The "Story of the Young Man with the Cream Tarts" was bang on. Terrific, mood-setting descriptions and the denouement was perfect. And I love this quote: "There is every reason why I should not tell you my story. Perhaps that is just the reason why I am going to do so." As well as: "My acquaintance with French was sufficient to enable me to squander money in Paris with almost the same facility as in London. In short, I am a person full of manly accomplishments." Prince Florizel and Colonel Geraldine are, as they are so often, roaming the streets and cafes of London in disguise--seeking amusement. While sitting in a cafe that night, they are accosted my a young man who asks if they will eat any of his cream tarts. If they don't, then he will eat them himself. 

The Prince suspects that there is more to this story than meets the eye and wins the young man's confidence. It seems that the man has come to the end of his rope. He has set out to squander all but his last 40 pounds--he's saving that to pay his entrance fee to a club for people who want to end it all but who don't have the courage to jump or pull the trigger themselves. He and his aide join the young man and discover the scoundrel behind the club. They will chase him down through two more short stories...but will justice prevail?

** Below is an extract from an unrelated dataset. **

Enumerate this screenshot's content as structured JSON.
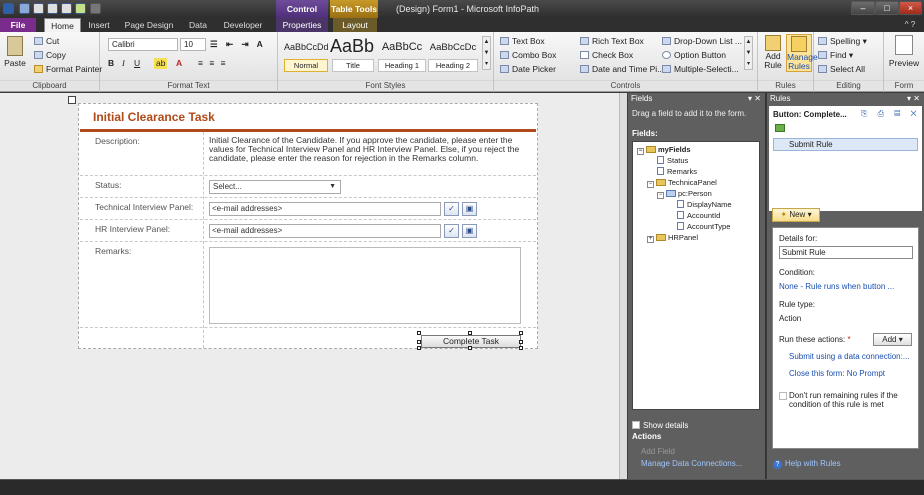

The remaining two stories "A Lodging for the Night" and "The Sire de Maletroit's Door" are interesting and represent Stevenson's more adventurous and romantic sides than the mysterious. Of the two, I much prefer the latter. "Lodging" follows the adventures of Francis Villon, poet and thief, who finds himself robbed and left in the presence of a dead man. He goes in search of lodging and is welcomed by an elderly man who gives him a bit of a sermon with his dinner. I honestly didn't find the ending to be very satisfying, especially given the overall tone of the story. "The Sire de Maletroit's Door" centers on a fun-loving cavalier who stays out past curfew one night and finds himself followed by the night watch. Rather than face the music, he slips through an unlocked door to avoid a reprimand. He has no idea that the unsecured door was a trap designed to trap the lover of a young woman who lives in the house with her uncle. Uncle takes a severe view of her dalliance, doesn't believe that the cavalier isn't the man in question, and calmly tells him that if he doesn't agree to wed the girl then he will be killed before morning. Will the cavalier take honor to the extreme--dying rather than forcing an unknown and unwanted husband on a lady whose heart belongs to another?


3 comments:

fredamans said...

I love RLS! I should check this one out for sure! Treasure Island is still one of my favorite reads ever.

Anonymous said...

Hello! I'm so happy to see someone else has read RLS's The Suicide Club stories. It was my "great discovery" during last year's #24in48 readathon, when I tweaked the challenge to read 24 "short stories" in 48 hours rather than reading for an actual 24 hours. When the dust settled, "The Story of the Young Man with the Cream Tarts" was my favorite of the readathon.

RLS's Dr. Jekyll and Mr. Hyde is one of my favorite novels also, and a re-read would be quite appropriate for R.I.P. now that I mention it. Hmm... :-)

Bev Hankins said...

The Cream Tarts story is really quite good.